Carbon-Aware Quality Adaptation for Energy-Intensive Services
Philipp Wiesner, Dennis Grinwald, Philipp Weiß, Patrick Wilhelm, Ramin Khalili, Odej Kao
TL;DR
The paper addresses reducing the carbon footprint of energy-intensive cloud services by modulating the proportion of requests served at two QoR tiers in response to temporal carbon intensity. It proposes a forecast-based multi-horizon optimization that jointly provisions deployments $D^i$ and allocations $A^i$ to achieve a target QoR, while minimizing emissions $E^i = \sum_{m \in \mathcal{M}} \sum_{q \in \mathcal{Q}} d^{i}_{m,q} ( \Delta p^i_{m,q} C^i + C_m^{emb} )$. A NP-hard optimization is shown via a reduction from Bin Packing; the authors implement a two-tier online approach with long-term MILP planning and short-term adjustments, evaluated on a year of LLM-inference traces across regions. Results show that carbon-aware QoR can yield up to about 10% additional savings beyond energy efficiency, with realistic online performance reaching around 82% of an ideal upper bound; the method provides practical gains under realistic forecast conditions. This work demonstrates a novel axis for carbon reduction in latency-constrained interactive services without geo-distributed load balancing.
Abstract
The energy demand of modern cloud services, particularly those related to generative AI, is increasing at an unprecedented pace.
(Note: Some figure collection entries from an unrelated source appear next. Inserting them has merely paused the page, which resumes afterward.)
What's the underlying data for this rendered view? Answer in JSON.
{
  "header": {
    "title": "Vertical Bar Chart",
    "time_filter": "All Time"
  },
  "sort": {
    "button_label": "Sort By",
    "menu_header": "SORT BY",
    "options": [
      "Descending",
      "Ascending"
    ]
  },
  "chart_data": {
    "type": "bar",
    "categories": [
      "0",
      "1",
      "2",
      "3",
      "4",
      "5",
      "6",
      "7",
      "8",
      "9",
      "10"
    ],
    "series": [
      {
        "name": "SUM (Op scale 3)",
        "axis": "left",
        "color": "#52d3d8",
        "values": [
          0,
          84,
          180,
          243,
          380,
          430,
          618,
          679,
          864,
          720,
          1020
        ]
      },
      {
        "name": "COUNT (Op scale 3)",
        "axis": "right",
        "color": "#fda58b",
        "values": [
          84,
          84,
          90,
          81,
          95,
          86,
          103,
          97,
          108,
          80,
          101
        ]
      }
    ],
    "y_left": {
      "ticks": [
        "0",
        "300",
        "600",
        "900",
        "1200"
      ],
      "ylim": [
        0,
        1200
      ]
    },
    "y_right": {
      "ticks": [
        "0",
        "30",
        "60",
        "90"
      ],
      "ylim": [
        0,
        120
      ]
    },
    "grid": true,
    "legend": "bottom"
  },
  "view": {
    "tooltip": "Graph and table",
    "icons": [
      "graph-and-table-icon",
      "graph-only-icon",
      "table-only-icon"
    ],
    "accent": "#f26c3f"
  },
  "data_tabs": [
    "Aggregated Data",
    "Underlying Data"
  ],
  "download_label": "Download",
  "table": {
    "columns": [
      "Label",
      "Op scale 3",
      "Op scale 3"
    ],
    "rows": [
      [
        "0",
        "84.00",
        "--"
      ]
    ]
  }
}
To date, carbon-aware computing strategies have primarily focused on batch process scheduling or geo-distributed load balancing. However, such approaches are not applicable to services that require constant availability at specific locations due to latency, privacy, data, or infrastructure constraints. In this paper, we explore how the carbon footprint of energy-intensive services can be reduced by adjusting the fraction of requests served by different service quality tiers. We show that adapting this quality of responses with respect to grid carbon intensity can lead to additional carbon savings beyond resource and energy efficiency and introduce a forecast-based multi-horizon optimization that reaches close-to-optimal carbon savings.